While the announcement may be part of an ongoing negotiation, for now the Hountalases say that, like Louis' diner up the road — which has similarly been run for decades by some cousins of theirs — The Cliff House is kaput.
They further foresee that this closure will mean that the beloved tourist attraction "will be boarded up and fenced in for several years. ... Realistically, we are looking at two to three years of a closed facility."
The restaurant reopened for takeout and delivery earlier this year, only to close again in July. The Hountalases say that the closure will mean that on December 31, 180 people will lose their jobs — however it seems likely that the majority of those employees have been furloughed or were laid off many months ago.

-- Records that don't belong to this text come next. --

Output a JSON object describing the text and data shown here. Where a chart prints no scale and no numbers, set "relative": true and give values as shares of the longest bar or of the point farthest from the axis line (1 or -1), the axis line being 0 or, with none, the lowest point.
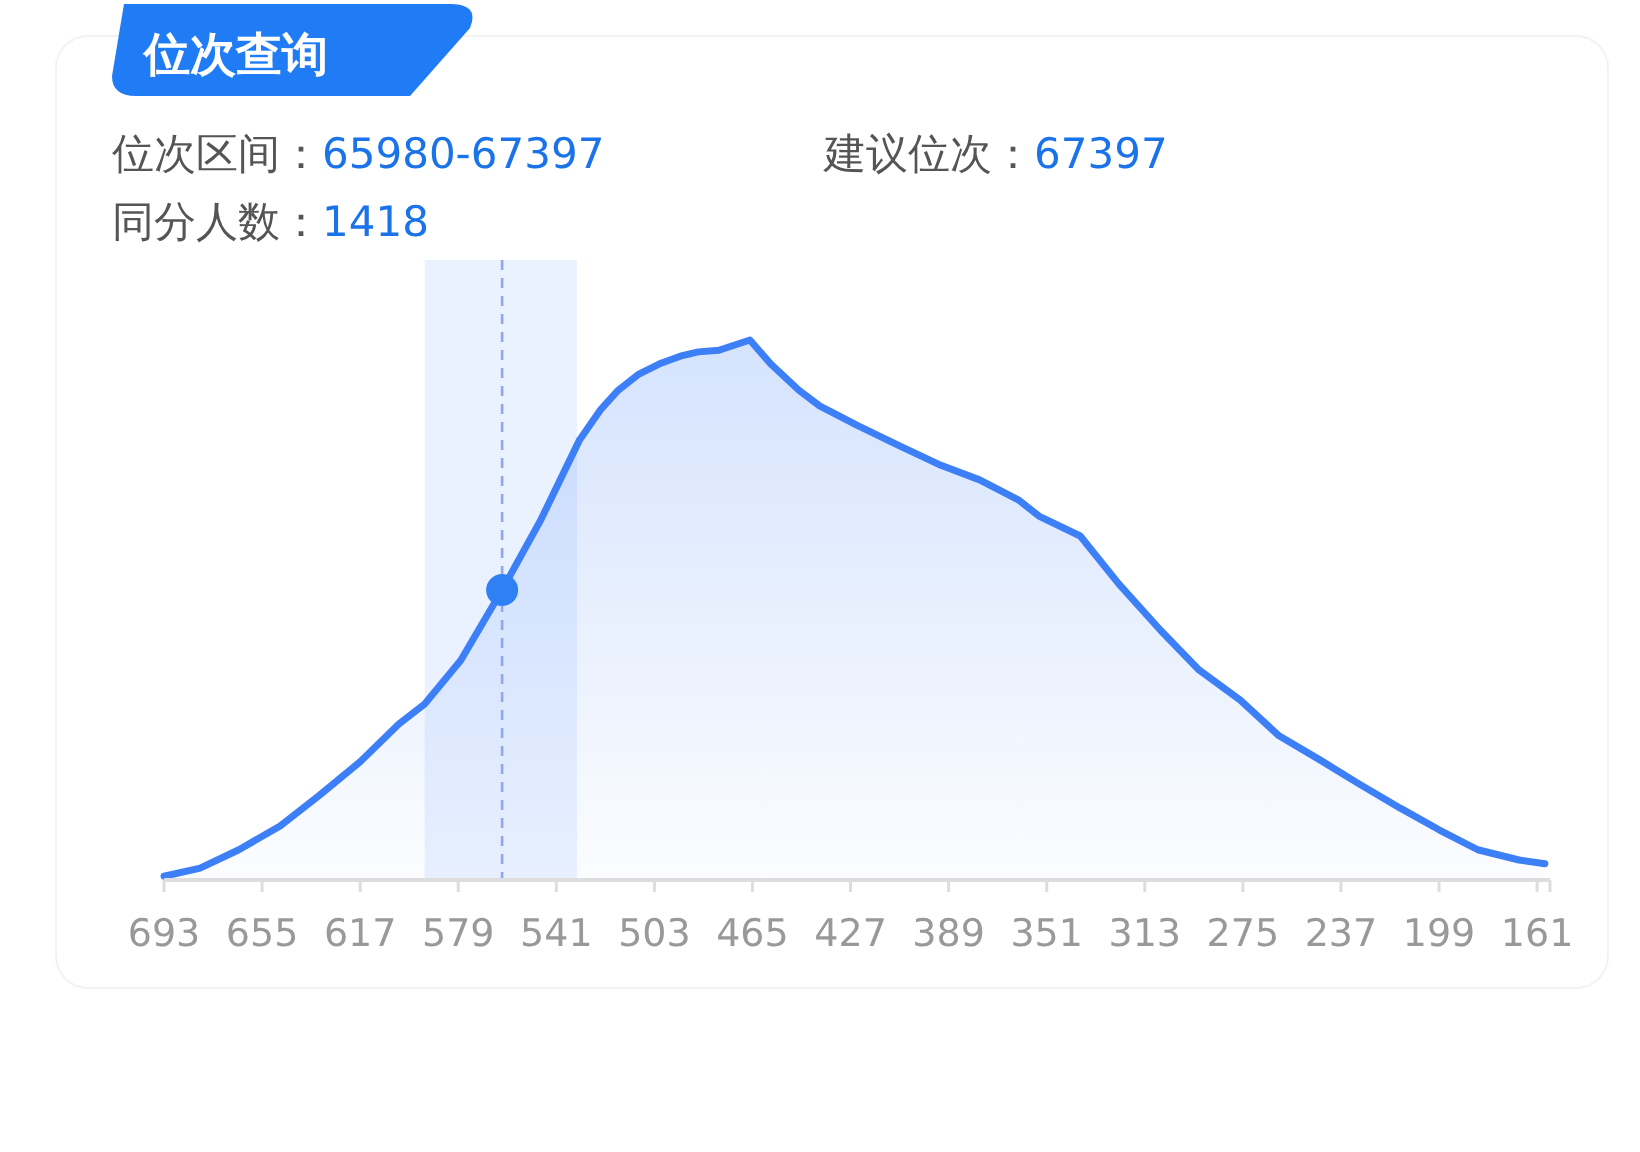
{
  "chart_data": {
    "type": "area",
    "title": "位次查询",
    "relative": true,
    "tick_labels": "x",
    "grid": false,
    "annotations": [
      "位次区间：65980-67397",
      "建议位次：67397",
      "同分人数：1418"
    ],
    "xlim": [
      693,
      156
    ],
    "xticks": [
      693,
      655,
      617,
      579,
      541,
      503,
      465,
      427,
      389,
      351,
      313,
      275,
      237,
      199,
      161
    ],
    "bands": [
      {
        "axis": "x",
        "from": 592,
        "to": 533,
        "color": "#e6efff"
      }
    ],
    "ref_lines": [
      {
        "axis": "x",
        "value": 562,
        "color": "#8fa8f0",
        "line_style": "dashed"
      }
    ],
    "series": [
      {
        "color": "#3d7ff7",
        "x": [
          693,
          679,
          664,
          648,
          633,
          617,
          602,
          592,
          578,
          562,
          547,
          532,
          524,
          517,
          509,
          501,
          493,
          486,
          478,
          466,
          458,
          447,
          439,
          424,
          408,
          393,
          377,
          362,
          354,
          338,
          323,
          307,
          292,
          276,
          261,
          245,
          230,
          214,
          199,
          184,
          168,
          158
        ],
        "values": [
          0.007,
          0.022,
          0.056,
          0.1,
          0.156,
          0.219,
          0.289,
          0.326,
          0.407,
          0.537,
          0.667,
          0.815,
          0.87,
          0.907,
          0.937,
          0.956,
          0.97,
          0.978,
          0.981,
          1,
          0.956,
          0.907,
          0.878,
          0.841,
          0.804,
          0.77,
          0.741,
          0.704,
          0.674,
          0.637,
          0.548,
          0.463,
          0.389,
          0.333,
          0.267,
          0.222,
          0.178,
          0.133,
          0.093,
          0.056,
          0.037,
          0.03
        ]
      },
      {
        "type": "scatter",
        "color": "#2f7ff5",
        "marker": "circle",
        "x": [
          562
        ],
        "values": [
          0.537
        ]
      }
    ]
  }
}
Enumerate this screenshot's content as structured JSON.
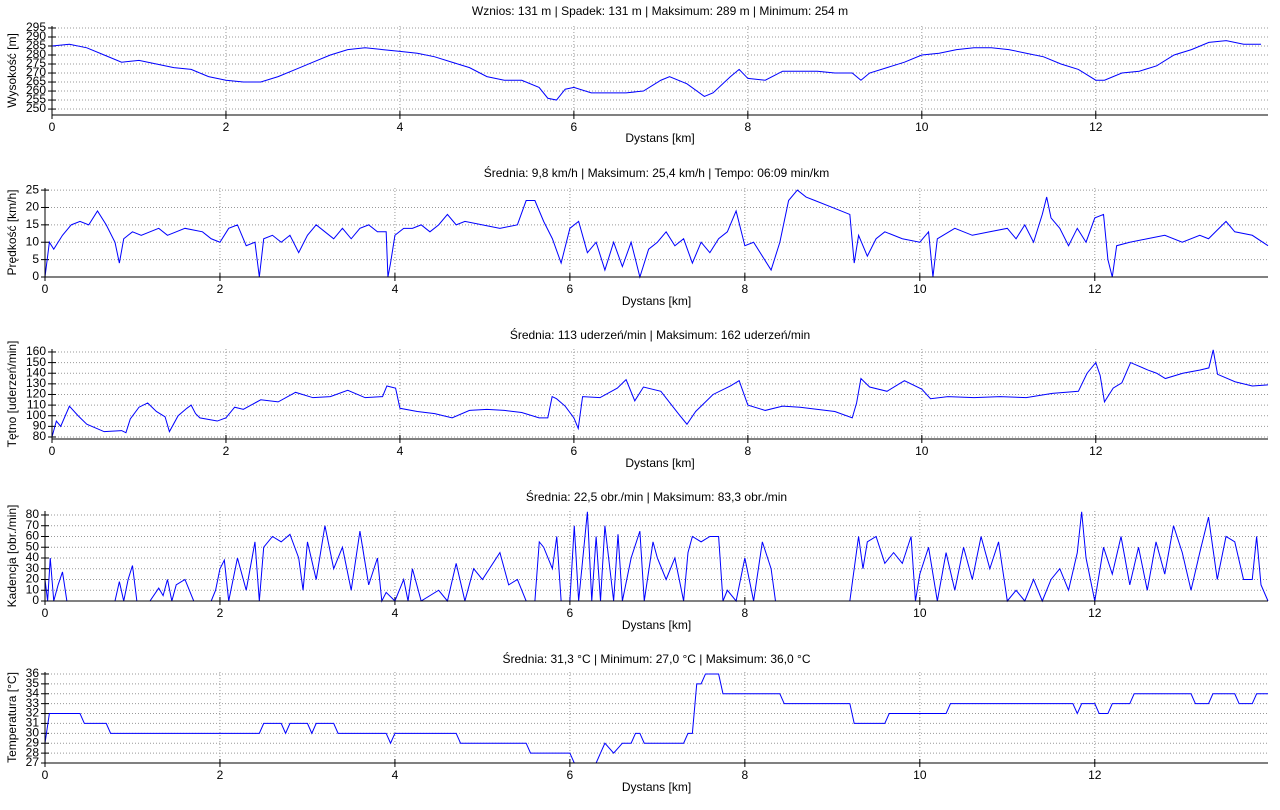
{
  "chart_data": [
    {
      "type": "line",
      "title": "Wznios: 131 m | Spadek: 131 m | Maksimum: 289 m | Minimum: 254 m",
      "xlabel": "Dystans [km]",
      "ylabel": "Wysokość [m]",
      "color": "#0000ff",
      "grid": true,
      "xlim": [
        0,
        13.98
      ],
      "ylim": [
        246.7,
        296.1
      ],
      "xticks": [
        0,
        2,
        4,
        6,
        8,
        10,
        12
      ],
      "yticks": [
        250,
        255,
        260,
        265,
        270,
        275,
        280,
        285,
        290,
        295
      ],
      "x": [
        0,
        0.2,
        0.4,
        0.6,
        0.8,
        1.0,
        1.2,
        1.4,
        1.6,
        1.8,
        2.0,
        2.2,
        2.4,
        2.6,
        2.8,
        3.0,
        3.2,
        3.4,
        3.6,
        3.8,
        4.0,
        4.2,
        4.4,
        4.6,
        4.8,
        5.0,
        5.2,
        5.4,
        5.6,
        5.7,
        5.8,
        5.9,
        6.0,
        6.2,
        6.4,
        6.6,
        6.8,
        7.0,
        7.1,
        7.3,
        7.5,
        7.6,
        7.8,
        7.9,
        8.0,
        8.2,
        8.4,
        8.6,
        8.8,
        9.0,
        9.2,
        9.3,
        9.4,
        9.6,
        9.8,
        10.0,
        10.2,
        10.4,
        10.6,
        10.8,
        11.0,
        11.2,
        11.4,
        11.6,
        11.8,
        12.0,
        12.1,
        12.3,
        12.5,
        12.7,
        12.9,
        13.1,
        13.3,
        13.5,
        13.7,
        13.9
      ],
      "values": [
        285,
        286,
        284,
        280,
        276,
        277,
        275,
        273,
        272,
        268,
        266,
        265,
        265,
        268,
        272,
        276,
        280,
        283,
        284,
        283,
        282,
        281,
        279,
        276,
        273,
        268,
        266,
        266,
        262,
        256,
        255,
        261,
        262,
        259,
        259,
        259,
        260,
        266,
        268,
        264,
        257,
        259,
        268,
        272,
        267,
        266,
        271,
        271,
        271,
        270,
        270,
        266,
        270,
        273,
        276,
        280,
        281,
        283,
        284,
        284,
        283,
        281,
        279,
        275,
        272,
        266,
        266,
        270,
        271,
        274,
        280,
        283,
        287,
        288,
        286,
        286
      ]
    },
    {
      "type": "line",
      "title": "Średnia: 9,8 km/h | Maksimum: 25,4 km/h | Tempo: 06:09 min/km",
      "xlabel": "Dystans [km]",
      "ylabel": "Prędkość [km/h]",
      "color": "#0000ff",
      "grid": true,
      "xlim": [
        0,
        13.98
      ],
      "ylim": [
        0,
        25.6
      ],
      "xticks": [
        0,
        2,
        4,
        6,
        8,
        10,
        12
      ],
      "yticks": [
        0,
        5,
        10,
        15,
        20,
        25
      ],
      "x": [
        0,
        0.05,
        0.1,
        0.2,
        0.3,
        0.4,
        0.5,
        0.6,
        0.7,
        0.8,
        0.85,
        0.9,
        1.0,
        1.1,
        1.2,
        1.3,
        1.4,
        1.5,
        1.6,
        1.8,
        1.9,
        2.0,
        2.1,
        2.2,
        2.3,
        2.4,
        2.45,
        2.5,
        2.6,
        2.7,
        2.8,
        2.9,
        3.0,
        3.1,
        3.2,
        3.3,
        3.4,
        3.5,
        3.6,
        3.7,
        3.8,
        3.9,
        3.92,
        3.95,
        4.0,
        4.1,
        4.2,
        4.3,
        4.4,
        4.5,
        4.6,
        4.7,
        4.8,
        5.0,
        5.2,
        5.4,
        5.5,
        5.6,
        5.7,
        5.8,
        5.9,
        6.0,
        6.1,
        6.2,
        6.3,
        6.4,
        6.5,
        6.6,
        6.7,
        6.8,
        6.9,
        7.0,
        7.1,
        7.2,
        7.3,
        7.4,
        7.5,
        7.6,
        7.7,
        7.8,
        7.9,
        8.0,
        8.1,
        8.3,
        8.4,
        8.5,
        8.6,
        8.7,
        8.8,
        9.0,
        9.2,
        9.25,
        9.3,
        9.4,
        9.5,
        9.6,
        9.8,
        10.0,
        10.1,
        10.15,
        10.2,
        10.4,
        10.6,
        10.8,
        11.0,
        11.1,
        11.2,
        11.3,
        11.4,
        11.45,
        11.5,
        11.6,
        11.7,
        11.8,
        11.9,
        12.0,
        12.1,
        12.15,
        12.2,
        12.25,
        12.4,
        12.6,
        12.8,
        13.0,
        13.2,
        13.3,
        13.5,
        13.6,
        13.8,
        13.98
      ],
      "values": [
        0,
        10,
        8,
        12,
        15,
        16,
        15,
        19,
        15,
        10,
        4,
        11,
        13,
        12,
        13,
        14,
        12,
        13,
        14,
        13,
        11,
        10,
        14,
        15,
        9,
        10,
        0,
        11,
        12,
        10,
        12,
        7,
        12,
        15,
        13,
        11,
        14,
        11,
        14,
        15,
        13,
        13,
        0,
        4,
        12,
        14,
        14,
        15,
        13,
        15,
        18,
        15,
        16,
        15,
        14,
        15,
        22,
        22,
        16,
        11,
        4,
        14,
        16,
        7,
        10,
        2,
        10,
        3,
        10,
        0,
        8,
        10,
        13,
        9,
        11,
        4,
        10,
        7,
        11,
        13,
        19,
        9,
        10,
        2,
        10,
        22,
        25,
        23,
        22,
        20,
        18,
        4,
        12,
        6,
        11,
        13,
        11,
        10,
        13,
        0,
        11,
        14,
        12,
        13,
        14,
        11,
        15,
        10,
        18,
        23,
        17,
        14,
        9,
        14,
        10,
        17,
        18,
        5,
        0,
        9,
        10,
        11,
        12,
        10,
        12,
        11,
        16,
        13,
        12,
        9
      ]
    },
    {
      "type": "line",
      "title": "Średnia: 113 uderzeń/min | Maksimum: 162 uderzeń/min",
      "xlabel": "Dystans [km]",
      "ylabel": "Tętno [uderzeń/min]",
      "color": "#0000ff",
      "grid": true,
      "xlim": [
        0,
        13.98
      ],
      "ylim": [
        78.1,
        162.8
      ],
      "xticks": [
        0,
        2,
        4,
        6,
        8,
        10,
        12
      ],
      "yticks": [
        80,
        90,
        100,
        110,
        120,
        130,
        140,
        150,
        160
      ],
      "x": [
        0,
        0.05,
        0.1,
        0.2,
        0.3,
        0.4,
        0.6,
        0.8,
        0.85,
        0.9,
        1.0,
        1.1,
        1.2,
        1.3,
        1.35,
        1.45,
        1.55,
        1.6,
        1.65,
        1.7,
        1.9,
        2.0,
        2.1,
        2.2,
        2.4,
        2.6,
        2.8,
        3.0,
        3.2,
        3.4,
        3.6,
        3.8,
        3.85,
        3.95,
        4.0,
        4.2,
        4.4,
        4.6,
        4.8,
        5.0,
        5.2,
        5.4,
        5.6,
        5.7,
        5.75,
        5.8,
        5.9,
        6.0,
        6.05,
        6.1,
        6.3,
        6.5,
        6.6,
        6.7,
        6.8,
        7.0,
        7.2,
        7.3,
        7.4,
        7.6,
        7.8,
        7.9,
        8.0,
        8.2,
        8.4,
        8.6,
        8.8,
        9.0,
        9.2,
        9.25,
        9.3,
        9.4,
        9.6,
        9.8,
        10.0,
        10.1,
        10.3,
        10.6,
        10.9,
        11.2,
        11.5,
        11.8,
        11.9,
        12.0,
        12.05,
        12.1,
        12.2,
        12.3,
        12.4,
        12.6,
        12.7,
        12.8,
        13.0,
        13.2,
        13.3,
        13.35,
        13.4,
        13.6,
        13.8,
        13.98
      ],
      "values": [
        80,
        95,
        90,
        109,
        100,
        92,
        85,
        86,
        84,
        97,
        108,
        112,
        104,
        99,
        85,
        100,
        107,
        110,
        102,
        98,
        95,
        98,
        108,
        106,
        115,
        113,
        122,
        117,
        118,
        124,
        117,
        118,
        128,
        126,
        107,
        104,
        102,
        98,
        105,
        106,
        105,
        103,
        98,
        98,
        118,
        116,
        109,
        98,
        88,
        118,
        117,
        126,
        134,
        114,
        127,
        123,
        102,
        92,
        104,
        120,
        128,
        133,
        110,
        105,
        109,
        108,
        106,
        104,
        98,
        112,
        135,
        127,
        123,
        133,
        125,
        116,
        118,
        117,
        118,
        117,
        121,
        123,
        140,
        150,
        138,
        113,
        126,
        131,
        150,
        143,
        140,
        135,
        140,
        143,
        145,
        162,
        139,
        132,
        128,
        129
      ]
    },
    {
      "type": "line",
      "title": "Średnia: 22,5 obr./min | Maksimum: 83,3 obr./min",
      "xlabel": "Dystans [km]",
      "ylabel": "Kadencja [obr./min]",
      "color": "#0000ff",
      "grid": true,
      "xlim": [
        0,
        13.98
      ],
      "ylim": [
        0,
        83.7
      ],
      "xticks": [
        0,
        2,
        4,
        6,
        8,
        10,
        12
      ],
      "yticks": [
        0,
        10,
        20,
        30,
        40,
        50,
        60,
        70,
        80
      ],
      "x": [
        0,
        0.03,
        0.06,
        0.1,
        0.15,
        0.2,
        0.25,
        0.8,
        0.85,
        0.9,
        0.95,
        1.0,
        1.05,
        1.1,
        1.2,
        1.3,
        1.35,
        1.4,
        1.45,
        1.5,
        1.6,
        1.7,
        1.9,
        1.95,
        2.0,
        2.05,
        2.1,
        2.2,
        2.3,
        2.4,
        2.45,
        2.5,
        2.6,
        2.7,
        2.8,
        2.9,
        2.95,
        3.0,
        3.1,
        3.2,
        3.3,
        3.4,
        3.5,
        3.6,
        3.7,
        3.8,
        3.85,
        3.9,
        4.0,
        4.1,
        4.15,
        4.2,
        4.3,
        4.5,
        4.6,
        4.7,
        4.8,
        4.9,
        5.0,
        5.2,
        5.3,
        5.4,
        5.5,
        5.6,
        5.65,
        5.7,
        5.8,
        5.85,
        5.9,
        6.0,
        6.05,
        6.1,
        6.2,
        6.25,
        6.3,
        6.35,
        6.4,
        6.5,
        6.55,
        6.6,
        6.7,
        6.8,
        6.85,
        6.95,
        7.0,
        7.1,
        7.2,
        7.3,
        7.35,
        7.4,
        7.5,
        7.6,
        7.7,
        7.75,
        7.8,
        7.9,
        8.0,
        8.1,
        8.2,
        8.3,
        8.35,
        9.2,
        9.3,
        9.35,
        9.4,
        9.5,
        9.6,
        9.7,
        9.8,
        9.9,
        9.95,
        10.0,
        10.1,
        10.2,
        10.3,
        10.4,
        10.5,
        10.6,
        10.7,
        10.8,
        10.9,
        11.0,
        11.1,
        11.2,
        11.3,
        11.4,
        11.5,
        11.6,
        11.7,
        11.8,
        11.85,
        11.9,
        12.0,
        12.1,
        12.2,
        12.3,
        12.4,
        12.5,
        12.6,
        12.7,
        12.8,
        12.9,
        13.0,
        13.1,
        13.2,
        13.3,
        13.4,
        13.5,
        13.6,
        13.7,
        13.8,
        13.85,
        13.9,
        13.98
      ],
      "values": [
        20,
        0,
        40,
        0,
        15,
        27,
        0,
        0,
        18,
        0,
        20,
        33,
        0,
        0,
        0,
        12,
        5,
        20,
        0,
        15,
        20,
        0,
        0,
        10,
        30,
        38,
        0,
        40,
        10,
        55,
        0,
        50,
        60,
        55,
        62,
        40,
        10,
        55,
        20,
        70,
        30,
        50,
        10,
        65,
        15,
        40,
        0,
        8,
        0,
        20,
        0,
        30,
        0,
        10,
        0,
        35,
        0,
        30,
        20,
        45,
        15,
        20,
        0,
        0,
        55,
        50,
        30,
        60,
        0,
        0,
        70,
        0,
        83,
        0,
        60,
        0,
        70,
        0,
        62,
        0,
        40,
        65,
        0,
        55,
        40,
        20,
        40,
        0,
        45,
        60,
        55,
        60,
        60,
        0,
        10,
        0,
        40,
        0,
        55,
        30,
        0,
        0,
        60,
        30,
        55,
        60,
        35,
        45,
        35,
        60,
        0,
        25,
        50,
        0,
        45,
        10,
        50,
        20,
        60,
        30,
        55,
        0,
        10,
        0,
        20,
        0,
        20,
        30,
        10,
        45,
        83,
        40,
        0,
        50,
        25,
        60,
        15,
        50,
        10,
        55,
        25,
        70,
        45,
        10,
        45,
        78,
        20,
        60,
        55,
        20,
        20,
        60,
        15,
        0
      ]
    },
    {
      "type": "line",
      "title": "Średnia: 31,3 °C | Minimum: 27,0 °C | Maksimum: 36,0 °C",
      "xlabel": "Dystans [km]",
      "ylabel": "Temperatura [°C]",
      "color": "#0000ff",
      "grid": true,
      "xlim": [
        0,
        13.98
      ],
      "ylim": [
        27,
        36.2
      ],
      "xticks": [
        0,
        2,
        4,
        6,
        8,
        10,
        12
      ],
      "yticks": [
        27,
        28,
        29,
        30,
        31,
        32,
        33,
        34,
        35,
        36
      ],
      "x": [
        0,
        0.05,
        0.4,
        0.45,
        0.7,
        0.75,
        2.45,
        2.5,
        2.7,
        2.75,
        2.8,
        3.0,
        3.05,
        3.1,
        3.3,
        3.35,
        3.9,
        3.95,
        4.0,
        4.7,
        4.75,
        5.5,
        5.55,
        6.0,
        6.05,
        6.3,
        6.35,
        6.4,
        6.5,
        6.6,
        6.7,
        6.75,
        6.8,
        6.85,
        7.3,
        7.35,
        7.4,
        7.45,
        7.5,
        7.55,
        7.7,
        7.75,
        8.4,
        8.45,
        9.2,
        9.25,
        9.6,
        9.65,
        10.3,
        10.35,
        11.75,
        11.8,
        11.85,
        12.0,
        12.05,
        12.15,
        12.2,
        12.4,
        12.45,
        13.1,
        13.15,
        13.3,
        13.35,
        13.6,
        13.65,
        13.8,
        13.85,
        13.98
      ],
      "values": [
        29,
        32,
        32,
        31,
        31,
        30,
        30,
        31,
        31,
        30,
        31,
        31,
        30,
        31,
        31,
        30,
        30,
        29,
        30,
        30,
        29,
        29,
        28,
        28,
        27,
        27,
        28,
        29,
        28,
        29,
        29,
        30,
        30,
        29,
        29,
        30,
        30,
        35,
        35,
        36,
        36,
        34,
        34,
        33,
        33,
        31,
        31,
        32,
        32,
        33,
        33,
        32,
        33,
        33,
        32,
        32,
        33,
        33,
        34,
        34,
        33,
        33,
        34,
        34,
        33,
        33,
        34,
        34
      ]
    }
  ]
}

The Hountalases last contract with the NPS expired in June 2018, and they have been operating on a series of short-term contracts since then, as ABC 7 reports. And in addition to the negative impacts of the pandemic, the operators are still mad at the NPS for not simply renewing their 20-year contract then. "The National Park Service should have selected an operator on a long-term basis to ensure the continued operation of this national treasure," they wrote in the now offline message.
On Sunday, the Hountalases claimed in a Facebook message "our website received so much traffic after our announcement that the server has gone down." This seems kind of suspect? But who knows. "There is already such an outpouring of sadness and love coming our way," they write. "We thank all of you for your support - now and over the years. And we love all of you too!"